Yilmaz Zeynep, Kaplan Allan S, Tiwari Arun K, Levitan Robert D, Piran Sara, Bergen Andrew W, Kaye Walter H, Hakonarson Hakon, Wang Kai, Berrettini Wade H, Brandt Harry A, Bulik Cynthia M, Crawford Steven, Crow Scott, Fichter Manfred M, Halmi Katherine A, Johnson Craig L, Keel Pamela K, Klump Kelly L, Magistretti Pierre, Mitchell James E, Strober Michael, Thornton Laura M, Treasure Janet, Woodside D Blake, Knight Joanne, Kennedy James L
Department of Psychiatry, University of North Carolina at Chapel Hill, Chapel Hill, NC, USA; Clinical Research Department, Centre for Addiction and Mental Health, Toronto, Canada.
Clinical Research Department, Centre for Addiction and Mental Health, Toronto, Canada; Institute of Medical Science, University of Toronto, Toronto, Canada; Department of Psychiatry, University of Toronto, Toronto, Canada.
J Psychiatr Res. 2014 Aug;55:77-86. doi: 10.1016/j.jpsychires.2014.04.005. Epub 2014 Apr 16.
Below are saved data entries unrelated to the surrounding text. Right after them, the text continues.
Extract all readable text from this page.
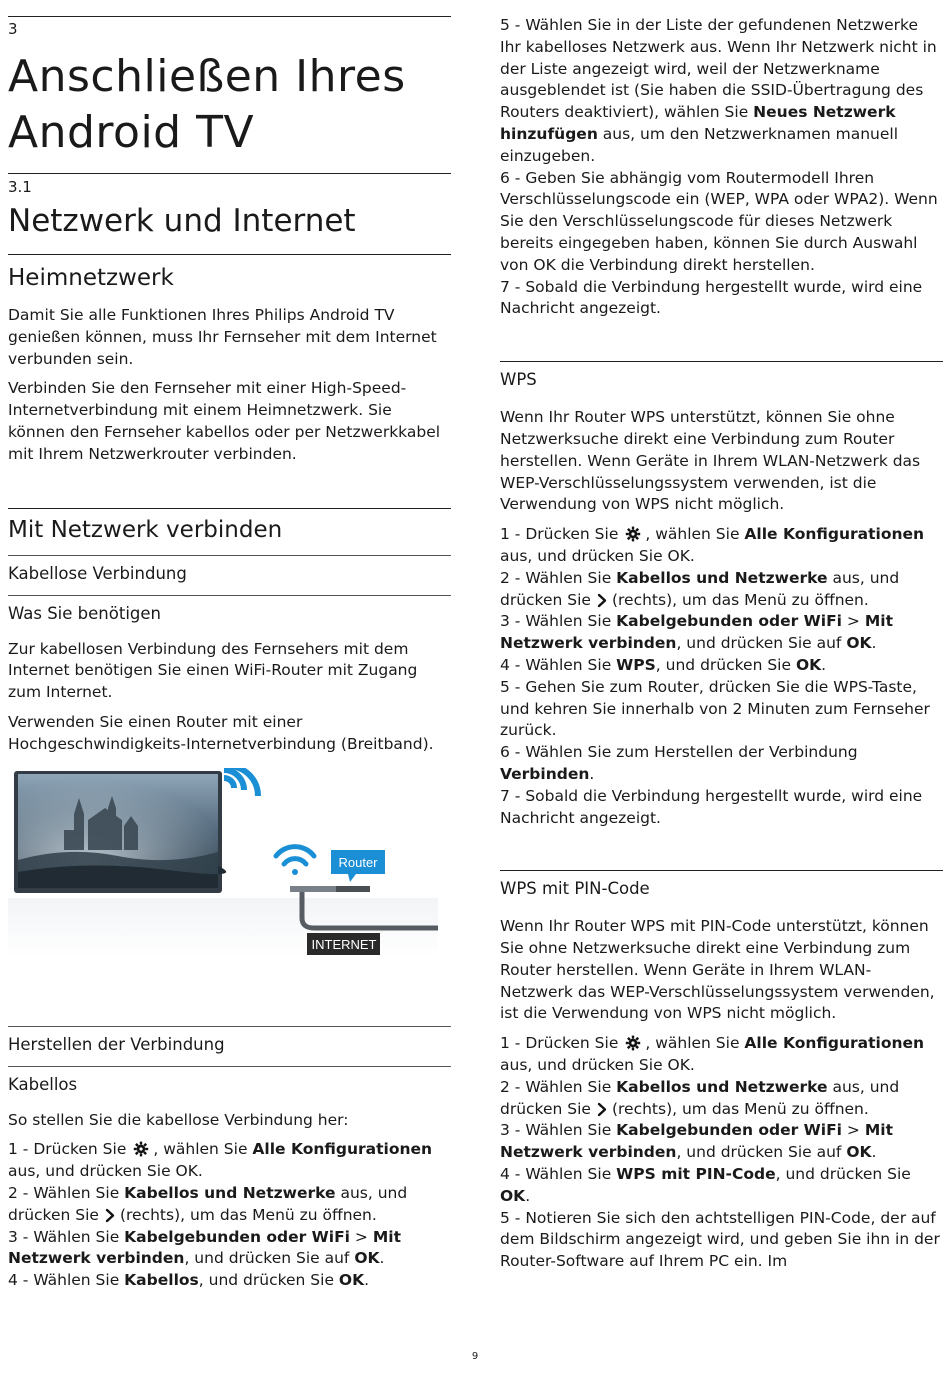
3
Anschließen Ihres
Android TV
3.1
Netzwerk und Internet
Heimnetzwerk

Damit Sie alle Funktionen Ihres Philips Android TV genießen können, muss Ihr Fernseher mit dem Internet verbunden sein.

Verbinden Sie den Fernseher mit einer High-Speed-Internetverbindung mit einem Heimnetzwerk. Sie können den Fernseher kabellos oder per Netzwerkkabel mit Ihrem Netzwerkrouter verbinden.

Mit Netzwerk verbinden
Kabellose Verbindung
Was Sie benötigen

Zur kabellosen Verbindung des Fernsehers mit dem Internet benötigen Sie einen WiFi-Router mit Zugang zum Internet.

Verwenden Sie einen Router mit einer Hochgeschwindigkeits-Internetverbindung (Breitband).

Router
INTERNET
Herstellen der Verbindung
Kabellos

So stellen Sie die kabellose Verbindung her:

1 - Drücken Sie , wählen Sie Alle Konfigurationen aus, und drücken Sie OK.

2 - Wählen Sie Kabellos und Netzwerke aus, und drücken Sie (rechts), um das Menü zu öffnen.

3 - Wählen Sie Kabelgebunden oder WiFi > Mit Netzwerk verbinden, und drücken Sie auf OK.

4 - Wählen Sie Kabellos, und drücken Sie OK.

5 - Wählen Sie in der Liste der gefundenen Netzwerke Ihr kabelloses Netzwerk aus. Wenn Ihr Netzwerk nicht in der Liste angezeigt wird, weil der Netzwerkname ausgeblendet ist (Sie haben die SSID-Übertragung des Routers deaktiviert), wählen Sie Neues Netzwerk hinzufügen aus, um den Netzwerknamen manuell einzugeben.

6 - Geben Sie abhängig vom Routermodell Ihren Verschlüsselungscode ein (WEP, WPA oder WPA2). Wenn Sie den Verschlüsselungscode für dieses Netzwerk bereits eingegeben haben, können Sie durch Auswahl von OK die Verbindung direkt herstellen.

7 - Sobald die Verbindung hergestellt wurde, wird eine Nachricht angezeigt.

WPS

Wenn Ihr Router WPS unterstützt, können Sie ohne Netzwerksuche direkt eine Verbindung zum Router herstellen. Wenn Geräte in Ihrem WLAN-Netzwerk das WEP-Verschlüsselungssystem verwenden, ist die Verwendung von WPS nicht möglich.

1 - Drücken Sie , wählen Sie Alle Konfigurationen aus, und drücken Sie OK.

2 - Wählen Sie Kabellos und Netzwerke aus, und drücken Sie (rechts), um das Menü zu öffnen.

3 - Wählen Sie Kabelgebunden oder WiFi > Mit Netzwerk verbinden, und drücken Sie auf OK.

4 - Wählen Sie WPS, und drücken Sie OK.

5 - Gehen Sie zum Router, drücken Sie die WPS-Taste, und kehren Sie innerhalb von 2 Minuten zum Fernseher zurück.

6 - Wählen Sie zum Herstellen der Verbindung Verbinden.

7 - Sobald die Verbindung hergestellt wurde, wird eine Nachricht angezeigt.

WPS mit PIN-Code

Wenn Ihr Router WPS mit PIN-Code unterstützt, können Sie ohne Netzwerksuche direkt eine Verbindung zum Router herstellen. Wenn Geräte in Ihrem WLAN-Netzwerk das WEP-Verschlüsselungssystem verwenden, ist die Verwendung von WPS nicht möglich.

1 - Drücken Sie , wählen Sie Alle Konfigurationen aus, und drücken Sie OK.

2 - Wählen Sie Kabellos und Netzwerke aus, und drücken Sie (rechts), um das Menü zu öffnen.

3 - Wählen Sie Kabelgebunden oder WiFi > Mit Netzwerk verbinden, und drücken Sie auf OK.

4 - Wählen Sie WPS mit PIN-Code, und drücken Sie OK.

5 - Notieren Sie sich den achtstelligen PIN-Code, der auf dem Bildschirm angezeigt wird, und geben Sie ihn in der Router-Software auf Ihrem PC ein. Im

9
Although low weight is a key factor contributing to the high mortality in anorexia nervosa (AN), it is unclear how AN patients sustain low weight compared with bulimia nervosa (BN) patients with similar psychopathology. Studies of genes involved in appetite and weight regulation in eating disorders have yielded variable findings, in part due to small sample size and clinical heterogeneity. This study: (1) assessed the role of leptin, melanocortin, and neurotrophin genetic variants in conferring risk for AN and BN; and (2) explored the involvement of these genes in body mass index (BMI) variations within AN and BN.
Our sample consisted of 745 individuals with AN without a history of BN, 245 individuals with BN without a history of AN, and 321 controls. We genotyped 20 markers with known or putative function among genes selected from leptin, melanocortin, and neurotrophin systems.
There were no significant differences in allele frequencies among individuals with AN, BN, and controls. AGRP rs13338499 polymorphism was associated with lowest illness-related BMI in those with AN (p = 0.0013), and NTRK2 rs1042571 was associated with highest BMI in those with BN (p = 0.0018).
To our knowledge, this is the first study to address the issue of clinical heterogeneity in eating disorder genetic research and to explore the role of known or putatively functional markers in genes regulating appetite and weight in individuals with AN and BN. If replicated, our results may serve as an important first step toward gaining a better understanding of weight regulation in eating disorders.
尽管体重过低是神经性厌食症(AN)高死亡率的关键因素,但与具有相似精神病理学特征的神经性贪食症(BN)患者相比,AN患者如何维持低体重尚不清楚。对饮食失调中涉及食欲和体重调节的基因研究结果不一,部分原因是样本量小和临床异质性。本研究:(1)评估瘦素、黑皮质素和神经营养因子基因变异在AN和BN发病风险中的作用;(2)探讨这些基因在AN和BN患者体重指数(BMI)变化中的作用。
我们的样本包括745例无BN病史的AN患者、245例无AN病史的BN患者和321名对照。我们对从瘦素、黑皮质素和神经营养因子系统中选择的基因中的20个具有已知或推定功能的标记进行了基因分型。
AN患者、BN患者和对照之间的等位基因频率没有显著差异。AGRP rs13338499多态性与AN患者中最低的疾病相关BMI相关(p = 0.0013),NTRK2 rs1042571与BN患者中最高的BMI相关(p = 0.0018)。
据我们所知,这是第一项解决饮食失调基因研究中临床异质性问题,并探讨已知或推定功能标记在调节AN和BN患者食欲和体重的基因中的作用的研究。如果得到重复验证,我们的结果可能是朝着更好地理解饮食失调中的体重调节迈出的重要第一步。